La centralidad de Aristóteles para la historia del pensamiento


político tiene una última característica decisiva. Partiendo de
un profundo análisis empírico de tipo comparado sobre las
realidades políticas de su época, el filósofo lanzó una mirada
sobre la variedad de regímenes políticos existentes, sobre su
turbulento desarrollo y sus recurrentes crisis. En su
innovador esfuerzo empírico por reunir y estudiar todas las
constituciones escritas de las polis griegas –unas 158
constituciones–, a fin de determinar su evolución histórica y
analizar comparativamente sus diferentes instituciones,
costumbres y leyes, se cifra la honda preocupación por
evaluar las distintas formas de gobierno asumibles por una
polis dependiendo de las transformaciones impuestas por la
realidad social subyacente.
¿Podemos conocer las causas en que reside la destrucción o
la conservación de las diferentes estructuras jurídico-
políticas de las polis? ¿Podemos identificar las formas rectas,
aquellas que se proponen el bien común, y rechazar las
formas corruptas, aquellas que solo tienen en cuenta los
beneficios personales de los gobernantes? (Política III, 6-7,
1279a).

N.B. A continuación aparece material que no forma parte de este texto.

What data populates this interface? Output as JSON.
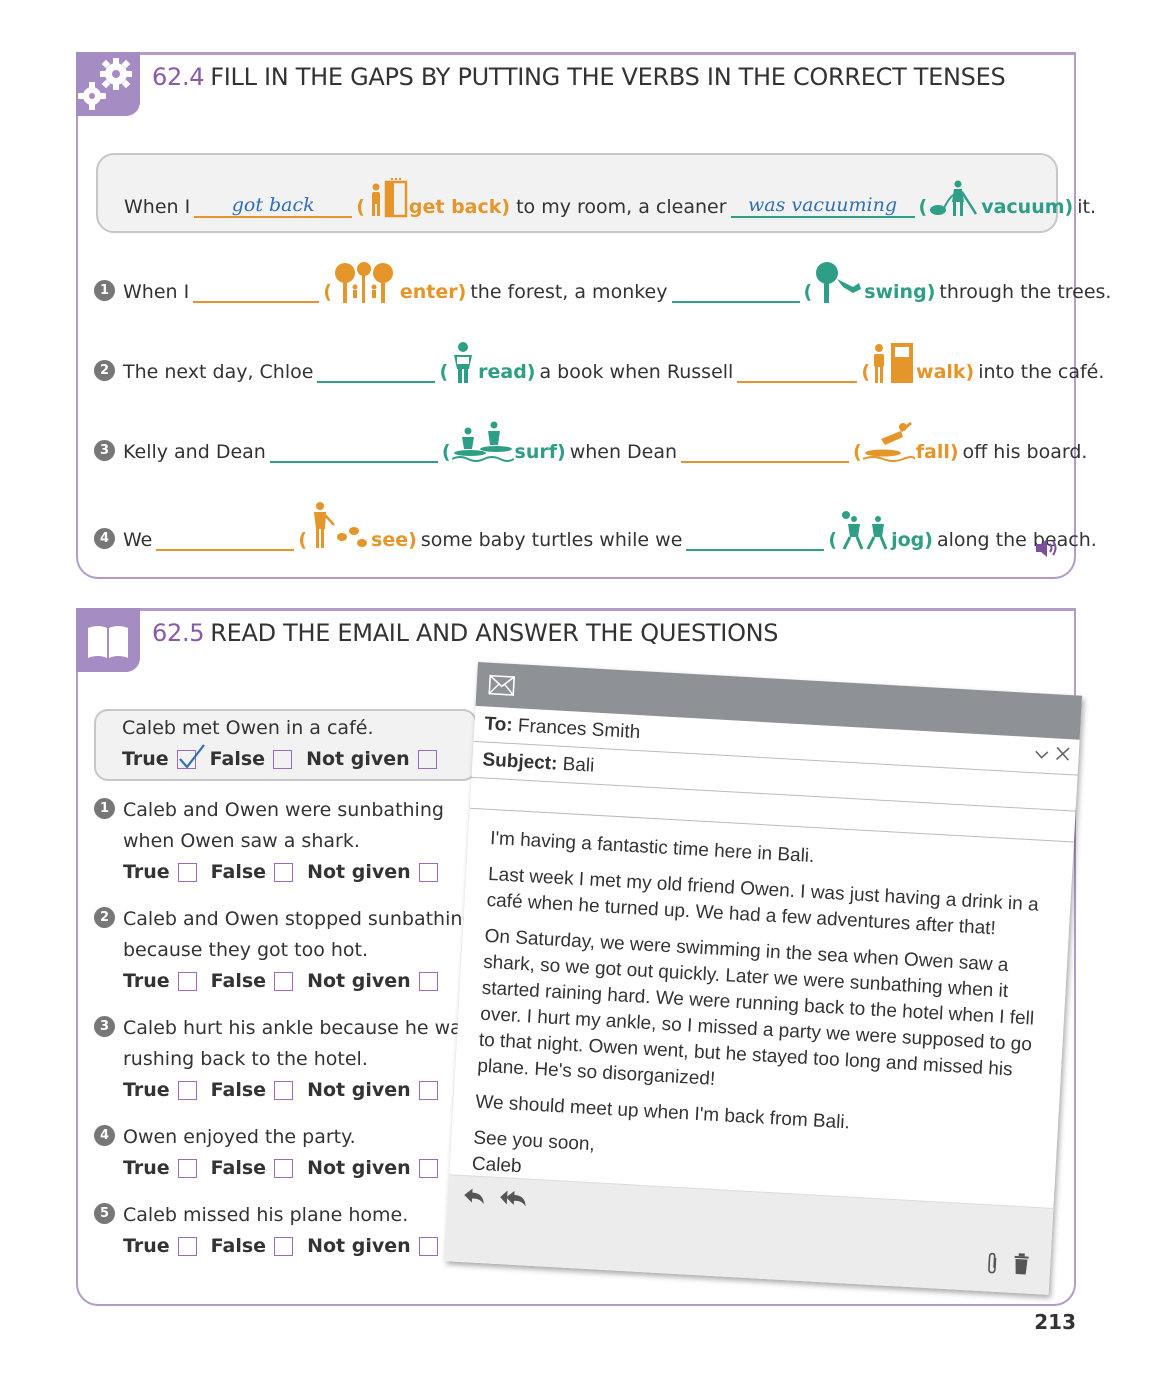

Para responder afirmativamente a estas y otras
preguntas, el Estagirita establece una clasificación de los
regímenes políticos distinguiendo las formas que considera
rectas –conformes a la justicia– y las despóticas –contrarias a
la justicia– basada en dos criterios: el número de gobernantes
(uno, pocos o la mayoría) y la búsqueda del interés común
como finalidad.
¿Cuál sería la mejor forma de gobierno? Aristóteles
considerará una vía intermedia entre la oligarquía y la
democracia, una suerte de democracia atemperada por la
oligarquía, que posea las virtudes de esta pero carezca de sus
defectos. A este régimen mixto, donde los derechos políticos
pertenecerían a las capas medias de población libre, lo
denominará “república” (Política III, 7, 1279a). Así, para
eludir los extremos de toda desigualdad, para conferir la
necesaria duración a las leyes, se deberá priorizar la
consolidación de la clase media, facilitando una mayor
participación de los ciudadanos en el gobierno de la polis:
“La ciudad debe estar construida lo más posible de
elementos iguales y semejantes, y esto se da sobre todo en la
clase media, de modo que una ciudad así es necesariamente
mejor gobernada” (Política IV, 11, 1295b).